In relation to pregnancy and smoking and breastfeeding and smoking there are obviously a number of reasons to quit smoking. If you're a mother-to-be who smokes or have recently given birth and are smoking and breastfeeding and thinking about how to quit smoking cigarettes be assured that there are numerous forms of smoking cessation support available for pregnant women and mothers.
While some women continue smoking during pregnancy and afterwards without any discernibly negative effects on the baby, they have been a bit lucky. The chances of nicotine or other chemicals in cigarettes causing some form of damage to the developing baby are probably around 1 in 6 or 7, getting higher depending on how heavily the mother smokes.
The effects of smoking on expectant mothers can cause premature birth, and can also increase the likelihood of future respiratory problems for the child, such as asthma. Babies born to mothers who smoke may also weigh less than normal, and have an increased heart rate compared to others of non smoking mothers.
One of the main problems with smoking and pregnancy is that it causes a build up of carbon monoxide in the foetal bloodstream which leads to a decrease in the oxygen supply to the developing baby, which can lead to a range of birth defects, both physical and mental.
Hypnobirthing has been shown to reduce the lengths of first and second stages of labour. The first stages of labour were shortened by about 90 minutes for first time mothers and by about 40 minutes for second time mothers.
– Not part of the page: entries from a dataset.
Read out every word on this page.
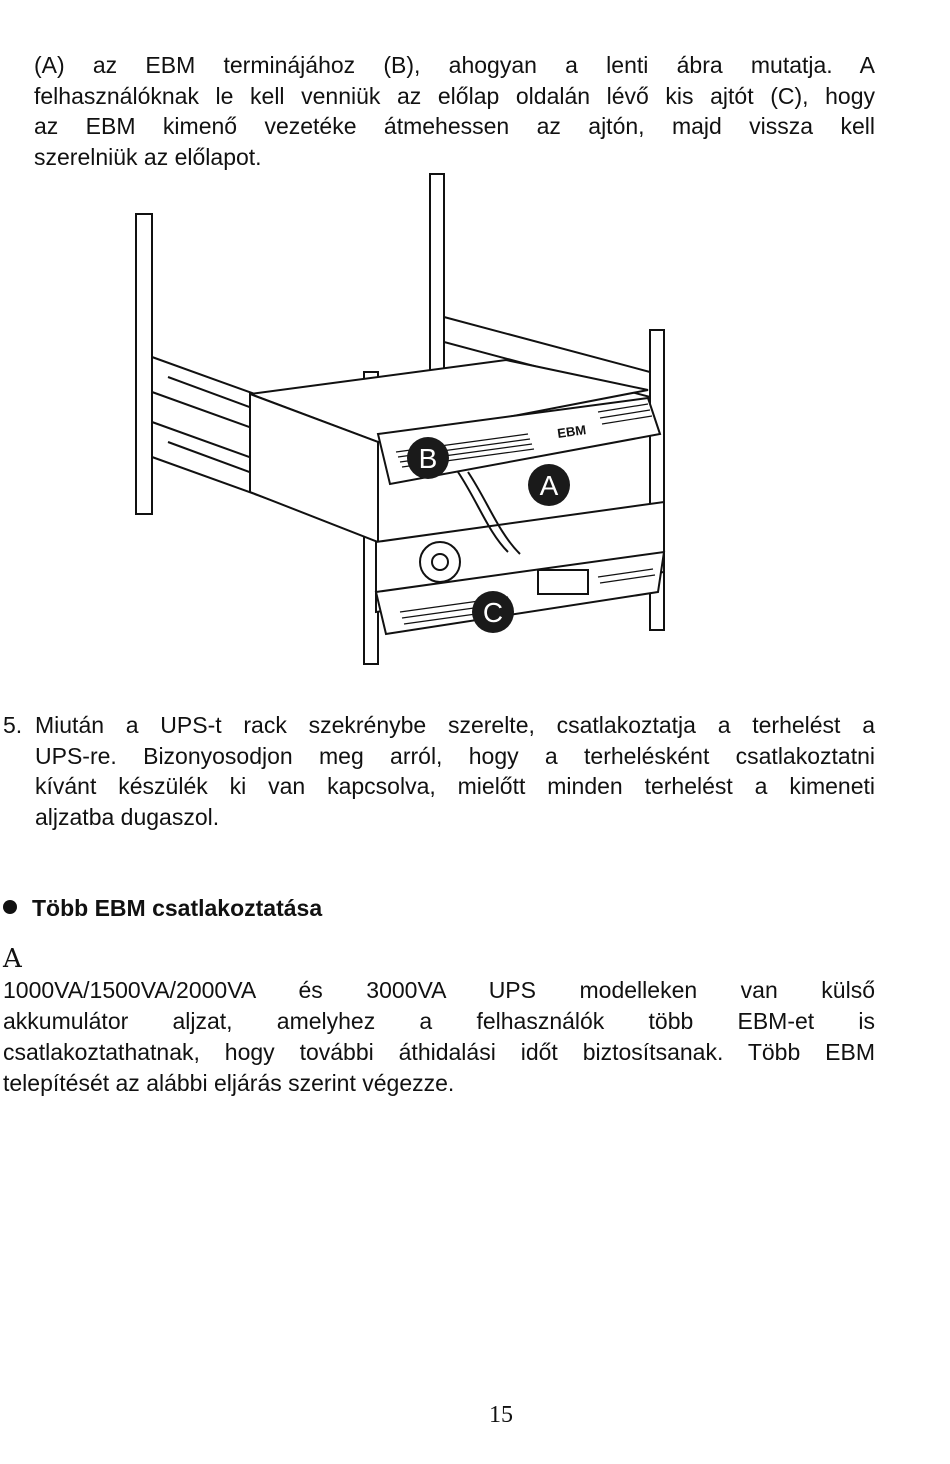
(A) az EBM terminájához (B), ahogyan a lenti ábra mutatja. A
felhasználóknak le kell venniük az előlap oldalán lévő kis ajtót (C), hogy
az EBM kimenő vezetéke átmehessen az ajtón, majd vissza kell
szerelniük az előlapot.
EBM
B
A
C
5. Miután a UPS-t rack szekrénybe szerelte, csatlakoztatja a terhelést a
UPS-re. Bizonyosodjon meg arról, hogy a terhelésként csatlakoztatni
kívánt készülék ki van kapcsolva, mielőtt minden terhelést a kimeneti
aljzatba dugaszol.
Több EBM csatlakoztatása
A
1000VA/1500VA/2000VA és 3000VA UPS modelleken van külső
akkumulátor aljzat, amelyhez a felhasználók több EBM-et is
csatlakoztathatnak, hogy további áthidalási időt biztosítsanak. Több EBM
telepítését az alábbi eljárás szerint végezze.
15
In a UK study 55% of first and second time mothers required no medication for pain relief, whereas in another group which had not used hypnosis, only 22% required no medication.
Hypnosis/hypnotherapy has also been shown to have significantly reduced rates of post natal depression.
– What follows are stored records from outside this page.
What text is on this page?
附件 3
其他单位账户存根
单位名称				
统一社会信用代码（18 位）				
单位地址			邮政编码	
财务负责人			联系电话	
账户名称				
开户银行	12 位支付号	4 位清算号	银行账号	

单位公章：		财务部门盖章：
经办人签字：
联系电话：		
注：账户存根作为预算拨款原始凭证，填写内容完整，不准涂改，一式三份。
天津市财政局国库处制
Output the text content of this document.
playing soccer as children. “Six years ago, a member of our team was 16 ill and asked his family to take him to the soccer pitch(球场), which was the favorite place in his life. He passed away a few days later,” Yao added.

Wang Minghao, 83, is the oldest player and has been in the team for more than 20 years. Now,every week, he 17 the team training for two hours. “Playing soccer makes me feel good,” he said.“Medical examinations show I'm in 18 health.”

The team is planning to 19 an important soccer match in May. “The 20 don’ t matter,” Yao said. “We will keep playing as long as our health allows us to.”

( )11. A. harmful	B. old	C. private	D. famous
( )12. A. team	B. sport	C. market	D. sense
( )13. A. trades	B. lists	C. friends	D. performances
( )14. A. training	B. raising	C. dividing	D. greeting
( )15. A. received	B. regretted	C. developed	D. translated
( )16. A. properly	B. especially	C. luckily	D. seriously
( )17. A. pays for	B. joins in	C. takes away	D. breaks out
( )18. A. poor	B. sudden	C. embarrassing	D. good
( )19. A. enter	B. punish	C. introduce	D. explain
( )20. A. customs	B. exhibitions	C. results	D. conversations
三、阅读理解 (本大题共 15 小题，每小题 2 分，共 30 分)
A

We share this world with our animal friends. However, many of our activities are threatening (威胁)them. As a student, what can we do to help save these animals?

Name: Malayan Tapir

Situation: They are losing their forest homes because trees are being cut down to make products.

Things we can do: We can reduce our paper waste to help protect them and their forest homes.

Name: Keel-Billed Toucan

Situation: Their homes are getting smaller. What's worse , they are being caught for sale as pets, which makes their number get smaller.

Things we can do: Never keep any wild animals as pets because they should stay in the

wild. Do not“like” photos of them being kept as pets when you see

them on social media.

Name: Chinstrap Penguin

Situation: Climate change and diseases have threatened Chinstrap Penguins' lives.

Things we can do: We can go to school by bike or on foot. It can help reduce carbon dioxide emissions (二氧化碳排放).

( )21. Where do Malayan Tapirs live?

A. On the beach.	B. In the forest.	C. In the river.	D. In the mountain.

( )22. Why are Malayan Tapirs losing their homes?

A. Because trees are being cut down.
At one time it was thought that mothers who smoke shouldn't breastfeed at all. That opinion seems to have been revised with advice to the effect that they should continue to breastfeed but make a very serious attempt to quit smoking or at least smoke significantly less. This is better than continuing to smoke and switching to a formula. Smoking and formula is the least desirable option.
Nicotine can reduce appetite and also affect the taste of breastmilk. Some babies may even refuse the breast. If the mother is breastfeeding and continuing to smoke more than 10 cigarettes a day, the baby can actually show symptoms of nicotine poisoning such as increased heart rate and restlessness.
Various methods to quit smoking cigarettes such as gum and patches all of course contain nicotine but it's thought to be generally safer to use them while breastfeeding than to continue breastfeeding and smoking though chewing nicotine gum should never be done soon before breastfeeding. The worst option is to use quit smoking aids and continue smoking. Always consult a doctor about using aids containing nicotine while breastfeeding.